The Dustbin

| 11 Nov 2014 | 11:37

    HOW IN THE NAME of god did the music of Dory Previn slip down the culture drain? Probably nobody but Dylan and the Residents have been able to do what she did with a lric.

    I don’t even know if she’s alive. I’ve tried to find out on the web, but the few references bounce off each other. Someone thought she died about five years back. Another said she may have changed her name in the last decade, but if so, that name doesn’t lead you anywhere either. Her music was nominated for an Oscar, for, of all things, Valley of the Dolls, in 1967. And then she went nuts and was institutionalized because of fear of flying. One of the reasons her music disappeared is that she refused to tour.

    The ex-wife of Andre Previn and the victim of Mia Farrow (who stole her husband before casting him off for Woody Allen), Previn, starting in 1970, pushed a quirky, often unfinished voice across maybe a half-dozen albums to record the history of someone who was abused by her father and the Catholic Church long before it became hip.

    But Previn’s much more than that. She drags human disaster into the small room down the corridor and reads to it there from a quiet, penetrating book. A little-girl fear runs through both voice and lyrics, overlaid by cynicism and the wisdom of years. (Previn was about 40 when her first album came out.) I don’t know a combination quite like it anywhere else. "Mr. Whisper," on her first album (On My Way to Where, 1970), is an agonizing description of being ripped apart in the shock-therapy mill of mental hospitals. It ends in spoken echoes of extraordinary pain.

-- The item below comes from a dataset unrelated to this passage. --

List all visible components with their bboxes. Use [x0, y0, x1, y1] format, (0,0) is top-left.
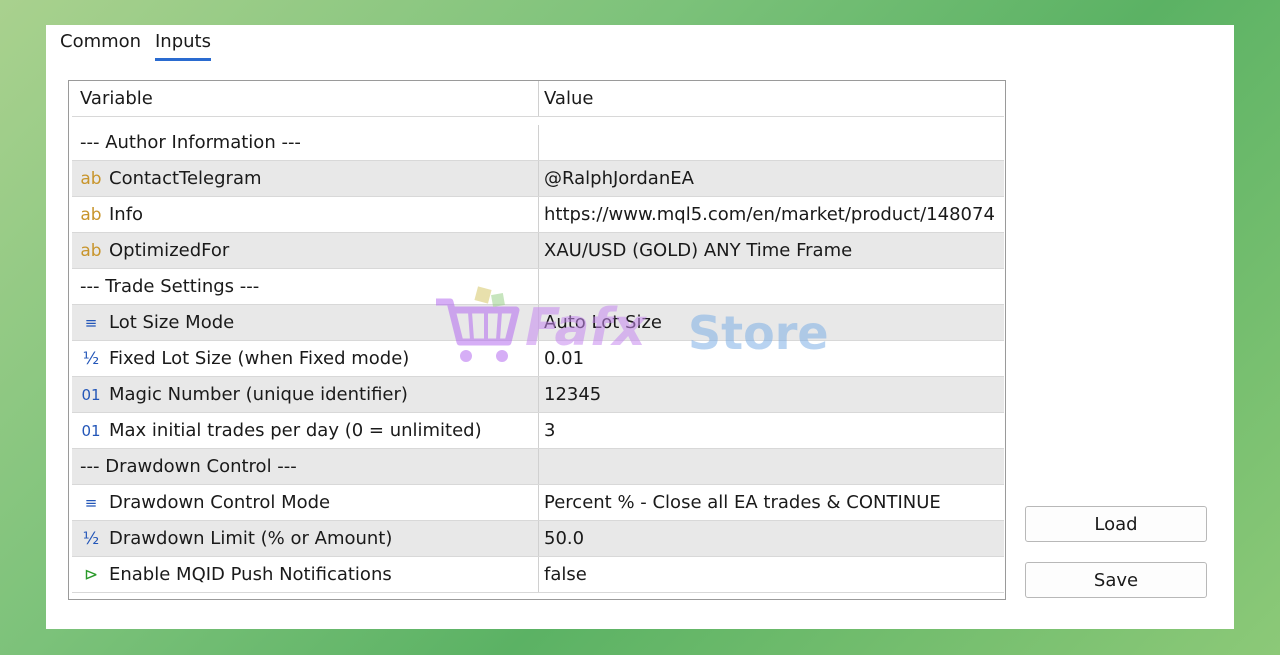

    "Did Jesus Have a Baby Sister?" she asks on her untitled album (put out without notes to save paper during the energy crisis of 1974, though why it’s without title is less clear), then tells you what the Holy Sibling’s life would have been like:

    Did she long to be the saviour

    Saving everyone

    She met?

    And in private to her mirror

    Did she whisper

    Saviourette?

    There’s a pacifist sentiment to some of her songs that you could agree with or not, but it’s not important. The human aspect is foremost. Did Jesus have a baby sister?

    Previn’s few but enthusiastic fans seem to like the album Mythical Kings and Iguanas. I don’t, much. She wanders off here from the personally based tales that hit like nails in your feet. I think the untitled album is her best. You could drop a couple of tracks ("New Rooms" and, especially, "The Empress of China"), but what’s left is a modern Cole Porter turned confessional. The opening two songs–"Lover, Lover, Be My Cover" and "Coldwater Canyon"–dig deep into the soul. "Coldwater Canyon" is intensely visual, with each image ramming home the underlying emotion:

    She ran ran wild

    Like a paranoid child

    And nothing was aware

    Of her flight

    Except the eye

    Of the sleeping sky

    And the ear

    Of the infinite

    Still and silent night.

    Okay, you can’t hear the music behind these written presumptions, and the music is vitally important because it sets up something like cognitive dissonance. While she was putting the first album together, she didn’t trust herself to compose her own music (or so a reviewer said at the time). But after she heard what her composers had drummed up, she ditched it (except for "With My Daddy in the Attic") and put together her own work. After that, she needed no help.

    Much of Previn’s tunesmithing is bouncy, almost danceable, an easy, conscious affront to the lyrics, including such apparent contextual nonsense as pedal steel. Think of Penn and Teller. Is there any reason these two should make sense together? And is there any way you could improve on their totality?